I love her pictures. I love how the blur, as in her work for Dior, feels memorial. It targets a different kind of psychology than Roversi’s does. The Dior afternoon dress, for example, in full blur, regards the gown not as a precious fashion object so much as a notion. Mélancolie, the French cognate, resounds in her pictures. Her work somehow reminds me of Nicholas Alan Cope’s photographs for the Met, which, in their precision, read almost as a response to Moon’s fragile, technologically limited style. Dior himself once described fabric as “the sole vehicle of our dreams.” Moon, perhaps inadvertently through the medium’s limitations in the ’40s and her orientation toward the memorial, enacted this vision.

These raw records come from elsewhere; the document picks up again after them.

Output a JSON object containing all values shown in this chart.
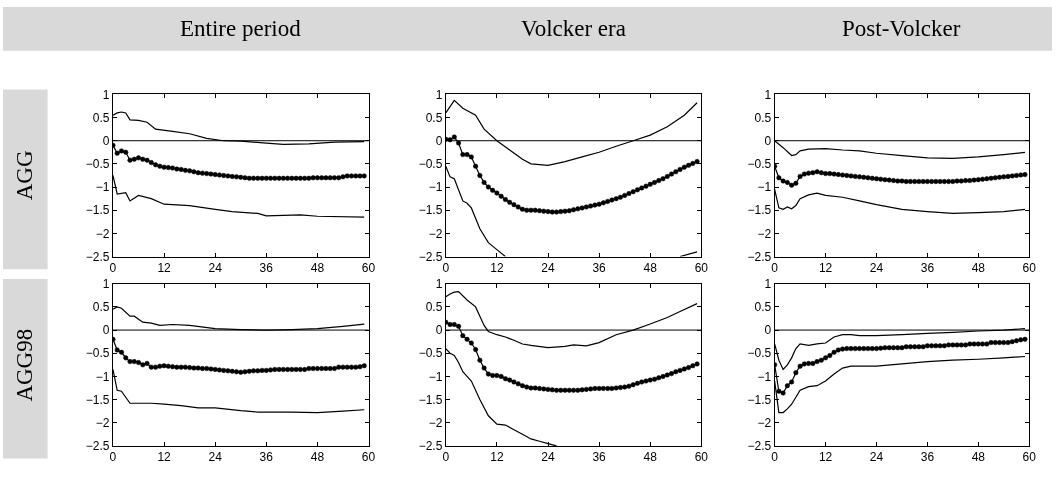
{
  "chart_data": [
    {
      "type": "line",
      "title": "Entire period",
      "ylabel": "AGG",
      "x": [
        0,
        1,
        2,
        3,
        4,
        5,
        6,
        7,
        8,
        9,
        10,
        11,
        12,
        13,
        14,
        15,
        16,
        17,
        18,
        19,
        20,
        21,
        22,
        23,
        24,
        25,
        26,
        27,
        28,
        29,
        30,
        31,
        32,
        33,
        34,
        35,
        36,
        37,
        38,
        39,
        40,
        41,
        42,
        43,
        44,
        45,
        46,
        47,
        48,
        49,
        50,
        51,
        52,
        53,
        54,
        55,
        56,
        57,
        58,
        59
      ],
      "xlim": [
        0,
        60
      ],
      "xticks": [
        0,
        12,
        24,
        36,
        48,
        60
      ],
      "ylim": [
        -2.5,
        1
      ],
      "yticks": [
        {
          "value": -2.5,
          "label": "−2.5"
        },
        {
          "value": -2,
          "label": "−2"
        },
        {
          "value": -1.5,
          "label": "−1.5"
        },
        {
          "value": -1,
          "label": "−1"
        },
        {
          "value": -0.5,
          "label": "−0.5"
        },
        0,
        0.5,
        1
      ],
      "ref_lines": [
        {
          "axis": "y",
          "value": 0,
          "color": "#000000"
        }
      ],
      "series": [
        {
          "color": "#000000",
          "marker": "circle",
          "values": [
            -0.1,
            -0.27,
            -0.22,
            -0.25,
            -0.42,
            -0.4,
            -0.37,
            -0.4,
            -0.42,
            -0.47,
            -0.52,
            -0.55,
            -0.57,
            -0.58,
            -0.59,
            -0.61,
            -0.62,
            -0.64,
            -0.65,
            -0.67,
            -0.69,
            -0.7,
            -0.71,
            -0.72,
            -0.73,
            -0.74,
            -0.75,
            -0.76,
            -0.77,
            -0.78,
            -0.79,
            -0.8,
            -0.81,
            -0.81,
            -0.81,
            -0.81,
            -0.81,
            -0.81,
            -0.81,
            -0.81,
            -0.81,
            -0.81,
            -0.81,
            -0.81,
            -0.81,
            -0.81,
            -0.81,
            -0.8,
            -0.8,
            -0.8,
            -0.8,
            -0.8,
            -0.8,
            -0.8,
            -0.78,
            -0.76,
            -0.76,
            -0.76,
            -0.76,
            -0.76
          ]
        },
        {
          "color": "#000000",
          "marker": "none",
          "x": [
            0,
            1,
            2,
            3,
            4,
            6,
            8,
            10,
            14,
            18,
            22,
            26,
            30,
            36,
            40,
            46,
            52,
            59
          ],
          "values": [
            0.55,
            0.6,
            0.62,
            0.6,
            0.45,
            0.44,
            0.4,
            0.25,
            0.2,
            0.15,
            0.05,
            0.0,
            -0.01,
            -0.05,
            -0.08,
            -0.07,
            -0.03,
            -0.02
          ]
        },
        {
          "color": "#000000",
          "marker": "none",
          "x": [
            0,
            1,
            3,
            4,
            6,
            9,
            12,
            18,
            24,
            28,
            34,
            36,
            44,
            48,
            59
          ],
          "values": [
            -0.75,
            -1.15,
            -1.12,
            -1.3,
            -1.18,
            -1.25,
            -1.37,
            -1.4,
            -1.48,
            -1.53,
            -1.57,
            -1.62,
            -1.6,
            -1.63,
            -1.65
          ]
        }
      ]
    },
    {
      "type": "line",
      "title": "Volcker era",
      "x": [
        0,
        1,
        2,
        3,
        4,
        5,
        6,
        7,
        8,
        9,
        10,
        11,
        12,
        13,
        14,
        15,
        16,
        17,
        18,
        19,
        20,
        21,
        22,
        23,
        24,
        25,
        26,
        27,
        28,
        29,
        30,
        31,
        32,
        33,
        34,
        35,
        36,
        37,
        38,
        39,
        40,
        41,
        42,
        43,
        44,
        45,
        46,
        47,
        48,
        49,
        50,
        51,
        52,
        53,
        54,
        55,
        56,
        57,
        58,
        59
      ],
      "xlim": [
        0,
        60
      ],
      "xticks": [
        0,
        12,
        24,
        36,
        48,
        60
      ],
      "ylim": [
        -2.5,
        1
      ],
      "yticks": [
        {
          "value": -2.5,
          "label": "−2.5"
        },
        {
          "value": -2,
          "label": "−2"
        },
        {
          "value": -1.5,
          "label": "−1.5"
        },
        {
          "value": -1,
          "label": "−1"
        },
        {
          "value": -0.5,
          "label": "−0.5"
        },
        0,
        0.5,
        1
      ],
      "ref_lines": [
        {
          "axis": "y",
          "value": 0,
          "color": "#000000"
        }
      ],
      "series": [
        {
          "color": "#000000",
          "marker": "circle",
          "values": [
            0.03,
            0.02,
            0.08,
            -0.05,
            -0.3,
            -0.3,
            -0.35,
            -0.55,
            -0.75,
            -0.9,
            -1.0,
            -1.07,
            -1.13,
            -1.2,
            -1.27,
            -1.33,
            -1.38,
            -1.43,
            -1.48,
            -1.5,
            -1.5,
            -1.5,
            -1.51,
            -1.52,
            -1.53,
            -1.54,
            -1.54,
            -1.53,
            -1.52,
            -1.51,
            -1.49,
            -1.47,
            -1.45,
            -1.43,
            -1.41,
            -1.39,
            -1.37,
            -1.34,
            -1.31,
            -1.28,
            -1.25,
            -1.22,
            -1.18,
            -1.14,
            -1.1,
            -1.06,
            -1.02,
            -0.98,
            -0.94,
            -0.9,
            -0.86,
            -0.82,
            -0.77,
            -0.72,
            -0.67,
            -0.62,
            -0.57,
            -0.53,
            -0.49,
            -0.45
          ]
        },
        {
          "color": "#000000",
          "marker": "none",
          "x": [
            0,
            2,
            4,
            7,
            9,
            12,
            15,
            18,
            20,
            24,
            28,
            32,
            36,
            40,
            44,
            48,
            52,
            56,
            59
          ],
          "values": [
            0.6,
            0.87,
            0.7,
            0.55,
            0.25,
            0.0,
            -0.2,
            -0.4,
            -0.5,
            -0.53,
            -0.45,
            -0.35,
            -0.25,
            -0.12,
            0.0,
            0.12,
            0.3,
            0.55,
            0.82
          ]
        },
        {
          "color": "#000000",
          "marker": "none",
          "x": [
            0,
            1,
            2,
            4,
            5,
            6,
            8,
            10,
            12,
            14,
            30,
            55,
            59
          ],
          "values": [
            -0.55,
            -0.78,
            -0.82,
            -1.3,
            -1.35,
            -1.45,
            -1.9,
            -2.2,
            -2.35,
            -2.5,
            null,
            -2.5,
            -2.4
          ]
        }
      ]
    },
    {
      "type": "line",
      "title": "Post-Volcker",
      "x": [
        0,
        1,
        2,
        3,
        4,
        5,
        6,
        7,
        8,
        9,
        10,
        11,
        12,
        13,
        14,
        15,
        16,
        17,
        18,
        19,
        20,
        21,
        22,
        23,
        24,
        25,
        26,
        27,
        28,
        29,
        30,
        31,
        32,
        33,
        34,
        35,
        36,
        37,
        38,
        39,
        40,
        41,
        42,
        43,
        44,
        45,
        46,
        47,
        48,
        49,
        50,
        51,
        52,
        53,
        54,
        55,
        56,
        57,
        58,
        59
      ],
      "xlim": [
        0,
        60
      ],
      "xticks": [
        0,
        12,
        24,
        36,
        48,
        60
      ],
      "ylim": [
        -2.5,
        1
      ],
      "yticks": [
        {
          "value": -2.5,
          "label": "−2.5"
        },
        {
          "value": -2,
          "label": "−2"
        },
        {
          "value": -1.5,
          "label": "−1.5"
        },
        {
          "value": -1,
          "label": "−1"
        },
        {
          "value": -0.5,
          "label": "−0.5"
        },
        0,
        0.5,
        1
      ],
      "ref_lines": [
        {
          "axis": "y",
          "value": 0,
          "color": "#000000"
        }
      ],
      "series": [
        {
          "color": "#000000",
          "marker": "circle",
          "values": [
            -0.55,
            -0.8,
            -0.87,
            -0.9,
            -0.96,
            -0.92,
            -0.77,
            -0.72,
            -0.7,
            -0.69,
            -0.67,
            -0.69,
            -0.71,
            -0.71,
            -0.72,
            -0.73,
            -0.74,
            -0.75,
            -0.76,
            -0.77,
            -0.78,
            -0.79,
            -0.8,
            -0.81,
            -0.82,
            -0.83,
            -0.84,
            -0.85,
            -0.86,
            -0.87,
            -0.87,
            -0.88,
            -0.88,
            -0.88,
            -0.88,
            -0.88,
            -0.88,
            -0.88,
            -0.88,
            -0.88,
            -0.88,
            -0.88,
            -0.88,
            -0.87,
            -0.87,
            -0.86,
            -0.86,
            -0.85,
            -0.84,
            -0.83,
            -0.82,
            -0.81,
            -0.8,
            -0.79,
            -0.78,
            -0.77,
            -0.76,
            -0.75,
            -0.74,
            -0.73
          ]
        },
        {
          "color": "#000000",
          "marker": "none",
          "x": [
            0,
            2,
            4,
            5,
            6,
            8,
            12,
            16,
            20,
            24,
            30,
            36,
            42,
            48,
            54,
            59
          ],
          "values": [
            0.0,
            -0.15,
            -0.32,
            -0.3,
            -0.22,
            -0.18,
            -0.17,
            -0.2,
            -0.22,
            -0.27,
            -0.32,
            -0.37,
            -0.38,
            -0.35,
            -0.3,
            -0.25
          ]
        },
        {
          "color": "#000000",
          "marker": "none",
          "x": [
            0,
            1,
            2,
            3,
            4,
            5,
            6,
            8,
            10,
            12,
            16,
            20,
            24,
            30,
            36,
            42,
            48,
            54,
            59
          ],
          "values": [
            -1.05,
            -1.45,
            -1.48,
            -1.43,
            -1.47,
            -1.4,
            -1.25,
            -1.17,
            -1.13,
            -1.18,
            -1.22,
            -1.3,
            -1.38,
            -1.48,
            -1.53,
            -1.57,
            -1.55,
            -1.53,
            -1.48
          ]
        }
      ]
    },
    {
      "type": "line",
      "ylabel": "AGG98",
      "x": [
        0,
        1,
        2,
        3,
        4,
        5,
        6,
        7,
        8,
        9,
        10,
        11,
        12,
        13,
        14,
        15,
        16,
        17,
        18,
        19,
        20,
        21,
        22,
        23,
        24,
        25,
        26,
        27,
        28,
        29,
        30,
        31,
        32,
        33,
        34,
        35,
        36,
        37,
        38,
        39,
        40,
        41,
        42,
        43,
        44,
        45,
        46,
        47,
        48,
        49,
        50,
        51,
        52,
        53,
        54,
        55,
        56,
        57,
        58,
        59
      ],
      "xlim": [
        0,
        60
      ],
      "xticks": [
        0,
        12,
        24,
        36,
        48,
        60
      ],
      "ylim": [
        -2.5,
        1
      ],
      "yticks": [
        {
          "value": -2.5,
          "label": "−2.5"
        },
        {
          "value": -2,
          "label": "−2"
        },
        {
          "value": -1.5,
          "label": "−1.5"
        },
        {
          "value": -1,
          "label": "−1"
        },
        {
          "value": -0.5,
          "label": "−0.5"
        },
        0,
        0.5,
        1
      ],
      "ref_lines": [
        {
          "axis": "y",
          "value": 0,
          "color": "#000000"
        }
      ],
      "series": [
        {
          "color": "#000000",
          "marker": "circle",
          "values": [
            -0.2,
            -0.43,
            -0.48,
            -0.6,
            -0.68,
            -0.68,
            -0.7,
            -0.75,
            -0.72,
            -0.8,
            -0.8,
            -0.78,
            -0.77,
            -0.78,
            -0.79,
            -0.8,
            -0.8,
            -0.8,
            -0.81,
            -0.82,
            -0.82,
            -0.83,
            -0.83,
            -0.84,
            -0.85,
            -0.86,
            -0.87,
            -0.88,
            -0.89,
            -0.9,
            -0.91,
            -0.9,
            -0.89,
            -0.88,
            -0.88,
            -0.87,
            -0.87,
            -0.86,
            -0.85,
            -0.85,
            -0.85,
            -0.85,
            -0.85,
            -0.85,
            -0.85,
            -0.85,
            -0.83,
            -0.83,
            -0.83,
            -0.83,
            -0.83,
            -0.83,
            -0.83,
            -0.8,
            -0.8,
            -0.8,
            -0.8,
            -0.8,
            -0.79,
            -0.77
          ]
        },
        {
          "color": "#000000",
          "marker": "none",
          "x": [
            0,
            1,
            2,
            4,
            5,
            7,
            9,
            11,
            14,
            18,
            24,
            30,
            36,
            42,
            48,
            54,
            59
          ],
          "values": [
            0.45,
            0.5,
            0.47,
            0.3,
            0.3,
            0.17,
            0.15,
            0.1,
            0.12,
            0.1,
            0.03,
            0.01,
            0.0,
            0.01,
            0.03,
            0.08,
            0.13
          ]
        },
        {
          "color": "#000000",
          "marker": "none",
          "x": [
            0,
            1,
            2,
            4,
            6,
            9,
            12,
            16,
            20,
            24,
            30,
            34,
            42,
            48,
            54,
            59
          ],
          "values": [
            -0.85,
            -1.3,
            -1.32,
            -1.58,
            -1.58,
            -1.58,
            -1.6,
            -1.63,
            -1.68,
            -1.68,
            -1.74,
            -1.77,
            -1.77,
            -1.78,
            -1.75,
            -1.72
          ]
        }
      ]
    },
    {
      "type": "line",
      "x": [
        0,
        1,
        2,
        3,
        4,
        5,
        6,
        7,
        8,
        9,
        10,
        11,
        12,
        13,
        14,
        15,
        16,
        17,
        18,
        19,
        20,
        21,
        22,
        23,
        24,
        25,
        26,
        27,
        28,
        29,
        30,
        31,
        32,
        33,
        34,
        35,
        36,
        37,
        38,
        39,
        40,
        41,
        42,
        43,
        44,
        45,
        46,
        47,
        48,
        49,
        50,
        51,
        52,
        53,
        54,
        55,
        56,
        57,
        58,
        59
      ],
      "xlim": [
        0,
        60
      ],
      "xticks": [
        0,
        12,
        24,
        36,
        48,
        60
      ],
      "ylim": [
        -2.5,
        1
      ],
      "yticks": [
        {
          "value": -2.5,
          "label": "−2.5"
        },
        {
          "value": -2,
          "label": "−2"
        },
        {
          "value": -1.5,
          "label": "−1.5"
        },
        {
          "value": -1,
          "label": "−1"
        },
        {
          "value": -0.5,
          "label": "−0.5"
        },
        0,
        0.5,
        1
      ],
      "ref_lines": [
        {
          "axis": "y",
          "value": 0,
          "color": "#000000"
        }
      ],
      "series": [
        {
          "color": "#000000",
          "marker": "circle",
          "values": [
            0.17,
            0.12,
            0.12,
            0.08,
            -0.12,
            -0.2,
            -0.28,
            -0.42,
            -0.65,
            -0.82,
            -0.95,
            -0.98,
            -0.98,
            -1.0,
            -1.05,
            -1.08,
            -1.12,
            -1.16,
            -1.2,
            -1.23,
            -1.25,
            -1.25,
            -1.26,
            -1.27,
            -1.28,
            -1.29,
            -1.3,
            -1.3,
            -1.3,
            -1.3,
            -1.3,
            -1.3,
            -1.29,
            -1.28,
            -1.27,
            -1.26,
            -1.26,
            -1.26,
            -1.26,
            -1.26,
            -1.25,
            -1.24,
            -1.23,
            -1.21,
            -1.18,
            -1.15,
            -1.12,
            -1.1,
            -1.08,
            -1.06,
            -1.03,
            -1.0,
            -0.97,
            -0.94,
            -0.9,
            -0.87,
            -0.84,
            -0.81,
            -0.77,
            -0.73
          ]
        },
        {
          "color": "#000000",
          "marker": "none",
          "x": [
            0,
            1,
            2,
            3,
            5,
            7,
            8,
            9,
            10,
            12,
            14,
            16,
            18,
            20,
            24,
            28,
            30,
            33,
            36,
            40,
            44,
            48,
            52,
            55,
            59
          ],
          "values": [
            0.72,
            0.78,
            0.82,
            0.83,
            0.65,
            0.5,
            0.3,
            0.1,
            -0.03,
            -0.1,
            -0.15,
            -0.22,
            -0.3,
            -0.33,
            -0.38,
            -0.35,
            -0.32,
            -0.34,
            -0.27,
            -0.1,
            0.0,
            0.13,
            0.27,
            0.4,
            0.57
          ]
        },
        {
          "color": "#000000",
          "marker": "none",
          "x": [
            0,
            1,
            2,
            3,
            4,
            5,
            6,
            8,
            10,
            12,
            14,
            16,
            18,
            20,
            22,
            24,
            26
          ],
          "values": [
            -0.4,
            -0.5,
            -0.55,
            -0.7,
            -0.9,
            -1.0,
            -1.1,
            -1.5,
            -1.85,
            -2.03,
            -2.05,
            -2.15,
            -2.25,
            -2.35,
            -2.4,
            -2.45,
            -2.5
          ]
        }
      ]
    },
    {
      "type": "line",
      "x": [
        0,
        1,
        2,
        3,
        4,
        5,
        6,
        7,
        8,
        9,
        10,
        11,
        12,
        13,
        14,
        15,
        16,
        17,
        18,
        19,
        20,
        21,
        22,
        23,
        24,
        25,
        26,
        27,
        28,
        29,
        30,
        31,
        32,
        33,
        34,
        35,
        36,
        37,
        38,
        39,
        40,
        41,
        42,
        43,
        44,
        45,
        46,
        47,
        48,
        49,
        50,
        51,
        52,
        53,
        54,
        55,
        56,
        57,
        58,
        59
      ],
      "xlim": [
        0,
        60
      ],
      "xticks": [
        0,
        12,
        24,
        36,
        48,
        60
      ],
      "ylim": [
        -2.5,
        1
      ],
      "yticks": [
        {
          "value": -2.5,
          "label": "−2.5"
        },
        {
          "value": -2,
          "label": "−2"
        },
        {
          "value": -1.5,
          "label": "−1.5"
        },
        {
          "value": -1,
          "label": "−1"
        },
        {
          "value": -0.5,
          "label": "−0.5"
        },
        0,
        0.5,
        1
      ],
      "ref_lines": [
        {
          "axis": "y",
          "value": 0,
          "color": "#000000"
        }
      ],
      "series": [
        {
          "color": "#000000",
          "marker": "circle",
          "values": [
            -0.75,
            -1.32,
            -1.36,
            -1.2,
            -1.12,
            -0.92,
            -0.78,
            -0.73,
            -0.72,
            -0.72,
            -0.68,
            -0.65,
            -0.6,
            -0.55,
            -0.48,
            -0.43,
            -0.41,
            -0.4,
            -0.4,
            -0.4,
            -0.4,
            -0.4,
            -0.4,
            -0.4,
            -0.4,
            -0.39,
            -0.38,
            -0.38,
            -0.38,
            -0.38,
            -0.38,
            -0.36,
            -0.36,
            -0.36,
            -0.36,
            -0.36,
            -0.34,
            -0.34,
            -0.34,
            -0.34,
            -0.34,
            -0.32,
            -0.32,
            -0.32,
            -0.32,
            -0.32,
            -0.3,
            -0.3,
            -0.3,
            -0.3,
            -0.3,
            -0.27,
            -0.27,
            -0.27,
            -0.27,
            -0.27,
            -0.25,
            -0.23,
            -0.21,
            -0.2
          ]
        },
        {
          "color": "#000000",
          "marker": "none",
          "x": [
            0,
            1,
            2,
            3,
            4,
            5,
            6,
            8,
            10,
            12,
            14,
            16,
            18,
            20,
            24,
            30,
            36,
            42,
            48,
            54,
            59
          ],
          "values": [
            -0.3,
            -0.65,
            -0.85,
            -0.75,
            -0.6,
            -0.4,
            -0.3,
            -0.33,
            -0.3,
            -0.28,
            -0.15,
            -0.1,
            -0.1,
            -0.12,
            -0.12,
            -0.1,
            -0.07,
            -0.05,
            -0.02,
            0.0,
            0.03
          ]
        },
        {
          "color": "#000000",
          "marker": "none",
          "x": [
            0,
            1,
            2,
            3,
            4,
            5,
            6,
            8,
            10,
            12,
            14,
            16,
            18,
            24,
            30,
            36,
            42,
            48,
            54,
            59
          ],
          "values": [
            -1.1,
            -1.78,
            -1.78,
            -1.7,
            -1.6,
            -1.45,
            -1.3,
            -1.22,
            -1.2,
            -1.1,
            -0.95,
            -0.82,
            -0.78,
            -0.78,
            -0.73,
            -0.68,
            -0.65,
            -0.63,
            -0.6,
            -0.57
          ]
        }
      ]
    }
  ]
}
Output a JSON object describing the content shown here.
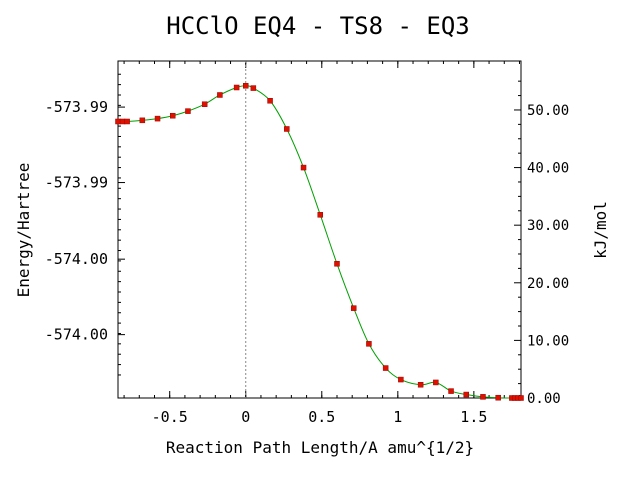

Barbara Tuberville, Circa 1980
Rasus weng Karlsen, Circa 2020
This preoccupation with decay and lifecycle had me thinking also about Deborah Turbeville’s Polaroids. Outside of her fashion work, Turbeville created a series of experimental snapshots that referenced her commercial images while attempting to create a new language altogether. The very technical aspects of the project relate to this discussion of melancholy: she scratched and distressed the Polaroid’s surface to uncanny effect. What emerged was a language of accident, but also of time. These interventions foregrounded the chemical fragility of the photograph itself—its decay folded into fashion’s own ephemerality.
Today, melancholy often appears as pastiche. Fashion marketing has become a referential machine of familiar ideas—ruined interiors, brooding models, dark light—progressing a language of mourning which the above artists have been honing for decades. That sadness and despair cling so naturally to the industry has everything to do with what we all feel any time a jacket seems senselessly tired in our closet; a sense that desire and accumulation are wrapped in the same fabric as decay. Indeed what Roversi’s light, what Moon’s color and Tuberville’s chemical manipulation reveal is not only subject wrapped in luxurious material, but an absence. Barthes sees this absence in his critiques of fashion and photography; his, “spectacle of absence.”
What’s interesting is that this mood is no longer the cool rejection of smiling faces and happy people; it has become their symmetrical alternative, every bit as conventional. If joy once looked naïve, melancholy is now rote. Both function as pre-scripted poses in fashion’s system of signs, shaping the mythology of the consumer. That is, different expressions of the same awareness that beauty, in this industry, is always already vanishing.